Insulin receptor localization in the embryonic avian hypothalamus

Abstract

The hypothalamus is a brain region critical for the homeostatic regulation of appetite and energy expenditure. Hypothalamic neuronal activity that is altered during development can produce permanent physiological changes later in life. For example, circulating hormones such as insulin have been shown to influence hypothalamic neuronal projections, leading to altered metabolism in adult rodents. While insulin signaling in the post-hatch chicken has been shown to mirror that of mammals, the developmental role of insulin in the avian embryonic hypothalamus remains largely unexplored. Here we present the earliest known evidence for insulin receptor (InsR) expression in embryonic avian hypothalamic nuclei governing energy homeostasis. RT-PCR analysis reveals InsR mRNA in E8, E10, and E12 neurons while western blot data demonstrate protein expression in E12 avian whole brain and hypothalamic lysates. Immunohistochemical analysis of avian hypothalamic brain slices demonstrates a shift in InsR localization from paraventricular expression in E8 to a more defined concentration of InsR in developmental regions resembling the ventromedial hypothalamus (VMH) and arcuate nucleus (ARC) in E12 time points. In addition, InsR expression appears in a heterogeneous pattern, suggesting receptor localization to subpopulations of avian hypothalamic neurons as early as E8. With increasing evidence suggesting energy homeostasis pathways may be altered via the gestational environment, it is important to understand how insulin signaling may affect embryogenesis. Our research provides evidence for the earliest known embryonic expression of InsR protein in the avian hypothalamus and may suggest a developmental role for insulin signaling in the early patterning of metabolic pathways in the central nervous system.

Keywords: Avian embryo; Energy homeostasis; Hypothalamic development; Insulin receptor; Metabolism.

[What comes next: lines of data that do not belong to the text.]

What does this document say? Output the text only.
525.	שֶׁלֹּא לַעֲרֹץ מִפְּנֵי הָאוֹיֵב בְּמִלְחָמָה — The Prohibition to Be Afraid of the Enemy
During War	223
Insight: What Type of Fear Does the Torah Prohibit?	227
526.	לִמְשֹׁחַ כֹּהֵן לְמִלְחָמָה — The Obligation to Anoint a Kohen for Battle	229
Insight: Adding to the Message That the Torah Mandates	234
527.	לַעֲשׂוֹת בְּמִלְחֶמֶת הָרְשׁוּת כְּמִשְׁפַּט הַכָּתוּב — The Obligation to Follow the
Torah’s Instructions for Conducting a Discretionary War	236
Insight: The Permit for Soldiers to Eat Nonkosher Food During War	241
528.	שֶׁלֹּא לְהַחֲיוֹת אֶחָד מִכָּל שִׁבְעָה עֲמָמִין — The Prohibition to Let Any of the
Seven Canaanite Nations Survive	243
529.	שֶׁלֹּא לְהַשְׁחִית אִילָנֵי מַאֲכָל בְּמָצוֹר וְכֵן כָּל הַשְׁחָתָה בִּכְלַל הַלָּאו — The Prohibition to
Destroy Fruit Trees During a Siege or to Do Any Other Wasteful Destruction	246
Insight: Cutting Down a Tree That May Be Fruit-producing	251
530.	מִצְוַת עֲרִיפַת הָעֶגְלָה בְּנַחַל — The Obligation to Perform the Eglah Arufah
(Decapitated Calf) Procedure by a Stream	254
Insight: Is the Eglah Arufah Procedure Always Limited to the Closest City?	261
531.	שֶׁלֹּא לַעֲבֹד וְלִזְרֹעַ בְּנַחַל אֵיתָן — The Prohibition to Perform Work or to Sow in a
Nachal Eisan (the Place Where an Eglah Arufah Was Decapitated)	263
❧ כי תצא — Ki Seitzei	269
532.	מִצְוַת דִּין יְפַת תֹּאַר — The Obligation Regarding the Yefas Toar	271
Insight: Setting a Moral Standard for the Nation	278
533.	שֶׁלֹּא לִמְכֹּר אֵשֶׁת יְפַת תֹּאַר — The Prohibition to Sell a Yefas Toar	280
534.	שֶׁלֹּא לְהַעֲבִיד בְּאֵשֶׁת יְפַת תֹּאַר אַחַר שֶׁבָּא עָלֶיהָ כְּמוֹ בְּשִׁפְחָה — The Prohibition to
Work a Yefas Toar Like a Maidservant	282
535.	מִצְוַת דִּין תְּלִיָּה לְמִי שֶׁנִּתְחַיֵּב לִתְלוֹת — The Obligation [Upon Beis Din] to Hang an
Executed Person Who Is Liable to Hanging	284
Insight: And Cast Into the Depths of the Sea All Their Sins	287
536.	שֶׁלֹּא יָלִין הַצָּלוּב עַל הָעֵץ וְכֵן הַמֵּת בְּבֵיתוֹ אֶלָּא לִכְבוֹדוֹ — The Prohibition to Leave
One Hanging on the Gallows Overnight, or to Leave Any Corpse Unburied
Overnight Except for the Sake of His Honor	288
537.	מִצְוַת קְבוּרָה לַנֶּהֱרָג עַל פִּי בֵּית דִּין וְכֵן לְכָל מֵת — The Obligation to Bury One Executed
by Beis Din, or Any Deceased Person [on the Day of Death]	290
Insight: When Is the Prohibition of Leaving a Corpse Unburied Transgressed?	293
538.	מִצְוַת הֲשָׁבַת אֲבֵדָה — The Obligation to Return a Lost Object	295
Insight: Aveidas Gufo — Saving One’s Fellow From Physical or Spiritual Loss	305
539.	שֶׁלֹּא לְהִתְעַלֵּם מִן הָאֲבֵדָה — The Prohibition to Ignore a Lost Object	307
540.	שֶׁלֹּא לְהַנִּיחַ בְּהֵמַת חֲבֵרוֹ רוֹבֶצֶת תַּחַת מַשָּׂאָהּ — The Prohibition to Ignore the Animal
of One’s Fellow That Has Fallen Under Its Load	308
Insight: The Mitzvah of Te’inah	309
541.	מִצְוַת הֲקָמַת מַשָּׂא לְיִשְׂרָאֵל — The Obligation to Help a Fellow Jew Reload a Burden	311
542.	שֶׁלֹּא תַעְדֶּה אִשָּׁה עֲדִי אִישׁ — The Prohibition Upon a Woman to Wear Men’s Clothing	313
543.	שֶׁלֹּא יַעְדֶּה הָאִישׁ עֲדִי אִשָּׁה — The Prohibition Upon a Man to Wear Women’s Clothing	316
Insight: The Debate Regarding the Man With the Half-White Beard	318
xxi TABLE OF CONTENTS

Fig. 1.. Insulin receptor expression in the embryonic avian brain.

A) Immunofluorescence staining of InsR protein in dissociated neuronal cultures (7 DIV) derived from embryonic day 12 (E12) avian whole brain tissue. Scale bar = 100μm; n=5. B) High power magnification of InsR labeled neuron from the dotted region indicated in A. Scale bar = 50μm. C) Western blot analysis of InsR protein detected in E12 whole brain tissue. M = marker; n = 4. D) RT-PCR analysis of InsR expressed at E8, E10, and E12 in the intact avian hypothalamus. A no reverse transcriptase (-RT) condition was performed in parallel as a negative control for genomic DNA contamination. M = marker; n = 3. E) RT-PCR analysis of InsR expressed in dissociated E12 avian hypothalamic cultures. M = marker; n = 3. F) Western blot analysis of InsR protein detected in E12 hypothalamic lysates. M = marker; n = 3.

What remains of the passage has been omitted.